5.1.2. Bruikbaarheid van de ‘vierpraktijkenmatrix’

Op basis van confrontatie en analyse van uit zeer heterogene literatuurbronnen afkomstige kennisinhouden is uiteindelijk een nieuw kennisproduct geconstrueerd: een matrix van ‘professionele’ praktijken in het beroepsdomein sportmanagement.

De matrix blijkt voor onderwijsdoeleinden goed bruikbaar. De onderscheidende managementvraagstukken en managementvaardigheden in de vier beroepspraktijken kunnen met behulp van het model voor studenten op een concrete wijze inzichtelijk gemaakt worden. Onlangs is binnen de opleiding sportmanagement aan het Instituut voor Sportstudies te Groningen besloten het ‘talige’ model uit te breiden met voor studenten aansprekende ‘beeldende’ verhalen van beroepsbeoefenaren die in één of meer beroepspraktijk(en) werkzaam zijn. Door al doende het vierpraktijken- matrix ‘door te ontwikkelen’ evolueert het van een cognitief ordenings- schema naar een activerend professionaliseringsinstrument dat als ondersteuning van (studie)loopbaanbegeleiding van sportmanagement- studenten ingezet kan worden.

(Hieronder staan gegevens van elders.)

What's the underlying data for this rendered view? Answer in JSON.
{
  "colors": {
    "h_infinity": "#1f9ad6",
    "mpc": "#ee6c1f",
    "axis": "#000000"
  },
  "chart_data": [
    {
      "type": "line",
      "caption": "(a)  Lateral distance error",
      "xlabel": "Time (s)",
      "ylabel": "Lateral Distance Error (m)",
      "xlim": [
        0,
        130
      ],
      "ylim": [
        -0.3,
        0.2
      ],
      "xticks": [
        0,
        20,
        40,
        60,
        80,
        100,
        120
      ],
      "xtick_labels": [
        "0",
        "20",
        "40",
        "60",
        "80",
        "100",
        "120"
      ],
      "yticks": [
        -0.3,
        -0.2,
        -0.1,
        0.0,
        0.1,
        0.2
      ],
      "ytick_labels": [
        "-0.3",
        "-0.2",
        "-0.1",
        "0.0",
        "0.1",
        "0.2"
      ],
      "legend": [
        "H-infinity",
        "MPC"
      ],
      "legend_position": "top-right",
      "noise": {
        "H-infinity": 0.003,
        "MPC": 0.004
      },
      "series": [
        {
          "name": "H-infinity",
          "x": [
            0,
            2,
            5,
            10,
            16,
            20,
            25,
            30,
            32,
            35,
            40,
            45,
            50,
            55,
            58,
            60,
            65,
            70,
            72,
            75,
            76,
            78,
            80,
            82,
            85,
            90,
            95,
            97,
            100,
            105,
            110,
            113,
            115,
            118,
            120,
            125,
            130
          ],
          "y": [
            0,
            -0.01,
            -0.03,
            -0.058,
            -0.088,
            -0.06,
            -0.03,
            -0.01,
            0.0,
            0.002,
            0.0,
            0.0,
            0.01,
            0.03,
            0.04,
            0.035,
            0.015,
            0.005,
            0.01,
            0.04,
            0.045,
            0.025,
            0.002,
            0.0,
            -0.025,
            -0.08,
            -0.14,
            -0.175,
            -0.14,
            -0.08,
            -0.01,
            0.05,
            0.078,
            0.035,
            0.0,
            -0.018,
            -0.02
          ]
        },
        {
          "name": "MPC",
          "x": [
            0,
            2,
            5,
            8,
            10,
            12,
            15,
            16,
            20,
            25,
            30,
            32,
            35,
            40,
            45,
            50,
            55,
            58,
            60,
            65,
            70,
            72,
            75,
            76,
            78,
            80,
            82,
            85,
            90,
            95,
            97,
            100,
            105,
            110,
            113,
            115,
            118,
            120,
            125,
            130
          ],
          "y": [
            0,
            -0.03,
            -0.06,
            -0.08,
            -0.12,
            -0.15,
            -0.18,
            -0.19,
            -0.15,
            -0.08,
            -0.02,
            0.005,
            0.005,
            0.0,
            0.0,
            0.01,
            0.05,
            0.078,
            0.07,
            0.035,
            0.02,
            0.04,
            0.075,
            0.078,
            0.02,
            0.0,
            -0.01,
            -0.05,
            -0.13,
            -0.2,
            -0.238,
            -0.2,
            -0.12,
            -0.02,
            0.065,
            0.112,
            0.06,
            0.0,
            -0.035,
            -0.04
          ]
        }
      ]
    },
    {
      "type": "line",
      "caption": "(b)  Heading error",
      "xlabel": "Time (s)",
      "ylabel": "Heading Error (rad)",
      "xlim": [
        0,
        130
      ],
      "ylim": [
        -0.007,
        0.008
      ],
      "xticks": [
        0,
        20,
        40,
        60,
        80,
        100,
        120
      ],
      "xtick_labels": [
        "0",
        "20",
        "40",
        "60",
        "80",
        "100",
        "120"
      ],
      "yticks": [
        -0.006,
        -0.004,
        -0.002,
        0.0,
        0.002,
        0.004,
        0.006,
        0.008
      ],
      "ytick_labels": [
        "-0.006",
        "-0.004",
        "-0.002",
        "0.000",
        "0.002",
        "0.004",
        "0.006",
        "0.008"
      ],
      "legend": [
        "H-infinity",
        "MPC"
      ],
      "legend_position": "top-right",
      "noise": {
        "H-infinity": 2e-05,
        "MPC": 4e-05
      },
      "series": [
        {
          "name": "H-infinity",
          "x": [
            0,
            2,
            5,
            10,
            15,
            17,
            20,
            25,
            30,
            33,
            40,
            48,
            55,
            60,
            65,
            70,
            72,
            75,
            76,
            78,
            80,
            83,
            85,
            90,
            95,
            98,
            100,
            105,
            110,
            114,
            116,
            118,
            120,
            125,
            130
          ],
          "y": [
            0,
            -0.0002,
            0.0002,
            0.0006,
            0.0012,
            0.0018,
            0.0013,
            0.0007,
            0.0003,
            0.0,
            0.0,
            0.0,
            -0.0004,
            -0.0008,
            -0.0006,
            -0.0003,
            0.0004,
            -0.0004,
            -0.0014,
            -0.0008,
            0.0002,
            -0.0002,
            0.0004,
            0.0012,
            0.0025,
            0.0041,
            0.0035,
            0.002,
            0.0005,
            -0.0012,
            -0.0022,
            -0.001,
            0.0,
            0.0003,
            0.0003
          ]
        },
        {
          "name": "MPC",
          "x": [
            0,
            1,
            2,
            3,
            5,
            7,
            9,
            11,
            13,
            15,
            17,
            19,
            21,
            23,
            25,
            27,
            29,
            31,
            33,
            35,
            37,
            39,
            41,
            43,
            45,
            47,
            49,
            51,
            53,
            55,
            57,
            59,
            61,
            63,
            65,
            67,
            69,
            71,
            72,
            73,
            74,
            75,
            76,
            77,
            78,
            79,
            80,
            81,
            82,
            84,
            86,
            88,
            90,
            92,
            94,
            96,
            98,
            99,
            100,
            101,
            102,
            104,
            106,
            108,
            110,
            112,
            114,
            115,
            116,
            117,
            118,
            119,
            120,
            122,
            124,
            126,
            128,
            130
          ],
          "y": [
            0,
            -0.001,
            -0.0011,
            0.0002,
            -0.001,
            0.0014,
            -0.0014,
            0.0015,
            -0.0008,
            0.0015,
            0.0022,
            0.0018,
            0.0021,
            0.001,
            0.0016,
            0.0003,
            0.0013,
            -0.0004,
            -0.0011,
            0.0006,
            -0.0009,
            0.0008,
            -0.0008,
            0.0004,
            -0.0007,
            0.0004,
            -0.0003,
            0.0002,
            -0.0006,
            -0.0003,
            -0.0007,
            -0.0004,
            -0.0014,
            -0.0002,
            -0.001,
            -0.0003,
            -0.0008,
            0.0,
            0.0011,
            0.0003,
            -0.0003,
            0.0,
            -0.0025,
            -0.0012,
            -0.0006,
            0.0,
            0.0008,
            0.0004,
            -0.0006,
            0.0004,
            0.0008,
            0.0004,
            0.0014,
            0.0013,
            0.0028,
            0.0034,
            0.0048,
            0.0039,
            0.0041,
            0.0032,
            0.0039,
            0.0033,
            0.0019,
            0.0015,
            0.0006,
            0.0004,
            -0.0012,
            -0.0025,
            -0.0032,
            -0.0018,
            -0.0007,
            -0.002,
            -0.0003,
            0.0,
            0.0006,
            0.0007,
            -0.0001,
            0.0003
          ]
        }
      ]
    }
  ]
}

Verdergaand vervolgonderzoek is mogelijk en gewenst naar de gebruiks- c.q. actietheoriën die in de verschillende professionele praktijken vigeren. Welke sturende waarden en actiestrategieën liggen ten grondslag aan het professionele handelen van in de praktijk werkzame sportmanagers? (Argyris, 2000). Welke (impliciete) professionele standaarden worden gehanteerd bij het evalueren van de geleverde beroepsproducten? (Van der Meulen, 2009). Welke 'onderscheidende' competenties zijn van kracht in de betreffende beroepspraktijk(en)? (Van Bottenburg, 2005). Het verschijnsel managementpraktijken in de sport vraagt om diepgaander onderzoek. Het in dit verband ontwikkelde 'vierpraktijkenmatrix' kan daarbij als eerste aanzet dienen.